METR added Claude Mythos Preview to its task-completion time horizon tracker on Friday and stapled a disclaimer to its own chart: anything above 16 hours can't be trusted with the current task suite. Mythos lands above that line.
What the number actually says
The nonprofit, which runs AI risk evaluations for frontier labs, put Mythos at a 50% time horizon of at least 16 hours, with a 95% confidence interval stretching from 8.5 to 55 hours. That spread says more about METR's task set than about Mythos. Translated into plain terms, the model has roughly even odds of finishing a task that would take a human expert two working days. Maybe one. Maybe almost a week. The graph can't tell you which.
The methodology comes from METR's original paper on time horizons, updated this year to a larger 228-task suite. Tasks are drawn from RE-Bench, HCAST, and a set of shorter novel software problems. Only five of those 228 tasks are estimated at 16 hours or longer. That's the source of the wide confidence interval and the warning notice METR pinned to the chart.
The benchmark's problem, not just Mythos's
This isn't really a story about Mythos. It's a story about what happens when a model lands in a region of a graph where the graph stops working. METR has been transparent about this. The May 8 update explicitly tells readers not to overread the exact figure, because there aren't enough long tasks to support precise comparisons at this end of the curve.

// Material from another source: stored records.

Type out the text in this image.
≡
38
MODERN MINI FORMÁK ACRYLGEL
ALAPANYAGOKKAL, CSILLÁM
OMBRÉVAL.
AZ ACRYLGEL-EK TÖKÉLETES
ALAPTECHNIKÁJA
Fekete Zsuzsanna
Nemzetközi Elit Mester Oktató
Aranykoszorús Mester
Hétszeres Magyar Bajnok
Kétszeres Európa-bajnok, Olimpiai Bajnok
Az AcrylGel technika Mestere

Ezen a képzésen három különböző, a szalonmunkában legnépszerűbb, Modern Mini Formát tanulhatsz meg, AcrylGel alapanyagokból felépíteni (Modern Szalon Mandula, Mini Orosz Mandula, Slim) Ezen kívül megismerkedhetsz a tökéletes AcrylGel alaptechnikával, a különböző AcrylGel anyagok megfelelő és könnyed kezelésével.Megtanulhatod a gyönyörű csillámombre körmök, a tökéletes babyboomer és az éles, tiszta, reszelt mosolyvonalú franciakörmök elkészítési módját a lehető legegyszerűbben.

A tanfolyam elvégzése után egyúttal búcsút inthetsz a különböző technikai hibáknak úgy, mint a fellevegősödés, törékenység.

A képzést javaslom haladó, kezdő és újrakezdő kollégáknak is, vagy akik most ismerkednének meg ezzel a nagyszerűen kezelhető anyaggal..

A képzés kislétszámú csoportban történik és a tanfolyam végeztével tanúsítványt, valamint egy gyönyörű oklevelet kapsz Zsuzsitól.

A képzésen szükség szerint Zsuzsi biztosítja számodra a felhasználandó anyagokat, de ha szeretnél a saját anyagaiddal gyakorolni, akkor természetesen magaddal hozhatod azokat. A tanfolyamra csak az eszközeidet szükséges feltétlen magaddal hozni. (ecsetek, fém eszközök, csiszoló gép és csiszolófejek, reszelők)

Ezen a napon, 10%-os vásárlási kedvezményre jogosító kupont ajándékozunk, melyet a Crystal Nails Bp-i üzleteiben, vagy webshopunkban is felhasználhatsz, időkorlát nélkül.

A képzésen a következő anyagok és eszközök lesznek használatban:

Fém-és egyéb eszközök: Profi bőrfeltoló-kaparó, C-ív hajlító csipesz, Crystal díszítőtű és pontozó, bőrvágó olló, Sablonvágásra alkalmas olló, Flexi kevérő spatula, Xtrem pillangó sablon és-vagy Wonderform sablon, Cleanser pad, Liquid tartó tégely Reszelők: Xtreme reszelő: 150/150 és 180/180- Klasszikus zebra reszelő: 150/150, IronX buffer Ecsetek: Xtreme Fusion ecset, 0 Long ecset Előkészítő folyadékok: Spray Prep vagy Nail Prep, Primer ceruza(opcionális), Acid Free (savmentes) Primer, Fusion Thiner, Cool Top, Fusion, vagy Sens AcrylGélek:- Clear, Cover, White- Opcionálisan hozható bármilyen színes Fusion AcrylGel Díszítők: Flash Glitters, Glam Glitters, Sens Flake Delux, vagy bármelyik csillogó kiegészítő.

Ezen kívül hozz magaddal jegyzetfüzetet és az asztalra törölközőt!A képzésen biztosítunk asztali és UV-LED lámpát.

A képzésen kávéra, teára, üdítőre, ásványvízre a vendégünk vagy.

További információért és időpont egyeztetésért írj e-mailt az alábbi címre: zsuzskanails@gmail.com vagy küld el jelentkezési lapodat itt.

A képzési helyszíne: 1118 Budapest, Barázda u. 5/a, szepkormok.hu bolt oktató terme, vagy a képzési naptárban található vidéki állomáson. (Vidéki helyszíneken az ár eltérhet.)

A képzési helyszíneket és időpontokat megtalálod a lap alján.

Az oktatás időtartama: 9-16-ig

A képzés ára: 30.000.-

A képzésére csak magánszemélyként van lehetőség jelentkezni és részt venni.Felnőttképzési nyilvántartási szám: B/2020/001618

The task distribution is also narrow. Software engineering, machine learning, cybersecurity. Three domains, none of which involve stakeholder meetings, vague success criteria, or work that has to happen with other humans in the room. So even a clean 16-hour reading wouldn't mean Mythos can handle two days of generic knowledge work. It would mean the model can handle two days of well-specified coding under conditions designed for automatic scoring.
Some pushback
Critics of the AI-progress-is-exponential narrative have already noted that the 50% threshold is doing a lot of work here. Gary Marcus argued this week that the corresponding 80% reliability number for the same models is much lower, and the trend less dramatic. The 50% line is "the model gets it right half the time," which for a multi-day autonomous task is the kind of half that costs money to clean up.
Anthropic has framed the result more favorably, claiming the Mythos snapshot exceeded the next best model by more than 2x on METR's 80% benchmark. The company hasn't shared the full 80% breakdown, and Mythos remains a preview rather than a public release.
What comes next
METR has said it's working on longer tasks. Until that suite ships, every frontier release that lands above 16 hours will trigger the same disclaimer. The more durable takeaway from this update may be that the rate at which frontier models are improving has, at least for now, outrun the rate at which the people measuring them can build new yardsticks. Whether that's a benchmark problem or a capabilities problem depends on which side of the chart you're standing on.